Avec elle, tout semblait plus facile. Je n’avais pas à être malade, je n’étais plus cette chose fragile que mes proches s’efforçaient de préserver. Elle ne voulait jamais en parler, elle s’efforçait juste de faire attention, je suppose, en prenant soin de ne jamais fumer en ma présence ou en augmentant le thermostat des radiateurs. Parfois, ça me rendait triste, parce qu’il y avait tout ce pan de ma vie, plein d’aiguilles et de médecins, qu’elle ne semblait ne pas voir, qu’elle refusait de voir. Je crois qu’elle voulait que je me sente normal. Et la plupart du temps, ça marchait. Mais parfois, j’avais l’impression qu’elle ne me voyait pas du tout.
Elle m’avait prévenue qu’elle ne serait jamais tout à moi, qu’il y a avait ce travail qui comptait beaucoup pour elle. Je voulais qu’elle me voit, moi.
Alors un jour, je ne sais pas pourquoi celui-là plutôt qu’un autre, j’ai essayé de mobiliser son attention. Voir si j’étais toujours sa priorité. Si elle m’aimait toujours ou si je n’étais qu’un animal familier un peu encombrant auquel elle s’était accoutumée. J’étais heureux qu’elle me traite comme un homme alors j’ai simulé la faiblesse pour qu’elle me materne, je faisais des caprices et des chatteries.
Elle n’était pas du genre à se faire avoir : elle a marché une fois, deux fois, et puis elle a dit « la prochaine fois, appelle ta mère, moi je ne marche plus ». Bien sûr, je pensais qu’elle continuerait à voler à mon secours. C’est pour ça que les couples sont faits, non ?
Je l’ai réveillée en pleine nuit, haletant, je lui ai demandé un comprimé quelconque qui devait être dans la l’armoire à pharmacie, comme si j’étais trop faible pour ramper jusque-là.

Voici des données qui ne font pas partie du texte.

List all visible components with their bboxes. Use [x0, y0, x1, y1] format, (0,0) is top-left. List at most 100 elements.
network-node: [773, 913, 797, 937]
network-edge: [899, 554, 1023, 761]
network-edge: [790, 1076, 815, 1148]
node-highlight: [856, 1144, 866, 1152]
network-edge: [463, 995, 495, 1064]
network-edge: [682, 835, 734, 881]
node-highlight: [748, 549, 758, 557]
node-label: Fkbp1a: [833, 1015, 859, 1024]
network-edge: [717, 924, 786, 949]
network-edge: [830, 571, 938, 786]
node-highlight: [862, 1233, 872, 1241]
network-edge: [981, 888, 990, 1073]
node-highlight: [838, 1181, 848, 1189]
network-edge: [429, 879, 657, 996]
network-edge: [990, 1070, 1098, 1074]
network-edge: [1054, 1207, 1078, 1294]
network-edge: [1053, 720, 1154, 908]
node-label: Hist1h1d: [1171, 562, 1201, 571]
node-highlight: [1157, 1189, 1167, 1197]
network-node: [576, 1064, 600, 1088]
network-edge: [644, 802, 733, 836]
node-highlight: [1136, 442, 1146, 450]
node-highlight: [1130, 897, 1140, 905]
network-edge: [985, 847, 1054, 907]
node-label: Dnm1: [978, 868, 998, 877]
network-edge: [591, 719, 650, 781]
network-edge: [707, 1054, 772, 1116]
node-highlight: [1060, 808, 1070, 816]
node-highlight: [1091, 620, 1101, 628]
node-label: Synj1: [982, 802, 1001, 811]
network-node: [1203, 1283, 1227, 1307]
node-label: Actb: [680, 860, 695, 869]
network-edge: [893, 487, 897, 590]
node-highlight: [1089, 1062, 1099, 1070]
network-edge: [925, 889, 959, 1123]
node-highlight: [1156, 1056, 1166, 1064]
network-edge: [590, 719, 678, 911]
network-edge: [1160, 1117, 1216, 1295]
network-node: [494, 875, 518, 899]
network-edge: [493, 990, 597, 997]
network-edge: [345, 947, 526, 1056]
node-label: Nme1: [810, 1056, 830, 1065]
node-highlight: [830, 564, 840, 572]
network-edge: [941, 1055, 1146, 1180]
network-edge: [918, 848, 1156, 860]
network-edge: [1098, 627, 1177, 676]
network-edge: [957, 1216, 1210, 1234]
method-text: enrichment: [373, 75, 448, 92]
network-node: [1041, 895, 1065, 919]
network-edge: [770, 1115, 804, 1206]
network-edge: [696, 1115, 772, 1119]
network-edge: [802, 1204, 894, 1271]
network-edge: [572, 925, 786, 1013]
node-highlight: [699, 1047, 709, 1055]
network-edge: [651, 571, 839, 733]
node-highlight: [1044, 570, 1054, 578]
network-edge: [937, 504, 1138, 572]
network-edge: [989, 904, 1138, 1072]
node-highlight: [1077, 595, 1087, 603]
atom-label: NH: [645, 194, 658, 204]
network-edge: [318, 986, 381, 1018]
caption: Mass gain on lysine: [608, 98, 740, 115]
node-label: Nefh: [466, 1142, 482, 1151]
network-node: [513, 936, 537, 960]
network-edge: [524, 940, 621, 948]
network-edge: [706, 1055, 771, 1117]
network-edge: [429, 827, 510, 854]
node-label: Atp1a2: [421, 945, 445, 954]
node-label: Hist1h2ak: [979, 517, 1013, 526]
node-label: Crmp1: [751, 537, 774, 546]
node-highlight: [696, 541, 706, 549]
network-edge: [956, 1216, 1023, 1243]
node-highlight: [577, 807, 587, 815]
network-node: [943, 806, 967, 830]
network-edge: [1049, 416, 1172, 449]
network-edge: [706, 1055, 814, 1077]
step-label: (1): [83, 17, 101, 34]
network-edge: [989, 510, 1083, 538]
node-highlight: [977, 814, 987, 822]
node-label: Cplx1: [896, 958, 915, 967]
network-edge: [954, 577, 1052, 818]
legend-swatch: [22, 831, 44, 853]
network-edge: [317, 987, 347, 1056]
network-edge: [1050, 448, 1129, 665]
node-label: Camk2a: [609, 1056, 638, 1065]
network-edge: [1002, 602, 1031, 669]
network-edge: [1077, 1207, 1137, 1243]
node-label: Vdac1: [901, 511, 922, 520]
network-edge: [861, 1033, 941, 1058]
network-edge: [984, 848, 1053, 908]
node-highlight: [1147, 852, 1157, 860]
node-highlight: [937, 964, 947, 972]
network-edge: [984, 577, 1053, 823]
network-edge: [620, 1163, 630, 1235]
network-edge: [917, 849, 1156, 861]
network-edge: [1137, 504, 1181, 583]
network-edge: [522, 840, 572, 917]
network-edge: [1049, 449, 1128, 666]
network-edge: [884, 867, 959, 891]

Elle s’est levé et a mis le téléphone dans mes mains, avant de fourrer quelques affaires dans un sac, je l’ai vue sortir de la chambre sans comprendre. Ce n’est qu’en entendant le ronron de son scooter que j’ai compris qu’elle s’en allait mais il était trop tard pour la retenir. Je pensais qu’elle avait juste besoin de manifester son indépendance, un dossier à boucler à son travail et elle reviendrait. Trois semaines plus tard, elle ne répondait toujours pas au téléphone.
Peu après, j’ai eu une crise et j’ai passé quelques jours à l’hôpital, en observation. A mon réveil, elle était là, tout simplement, sur un fauteuil à côté du lit. Elle n’avait jamais voulu m’accompagner.
Devant mon air surpris, elle a levé les sourcils d’un air dépité. « Tu as vraiment cru que je te laisserai tomber ? » m’a-t-elle demandé.
J’aurai dû me rappeler qu’elle déteste qu’on touche à son sommeil, asphyxie ou pas.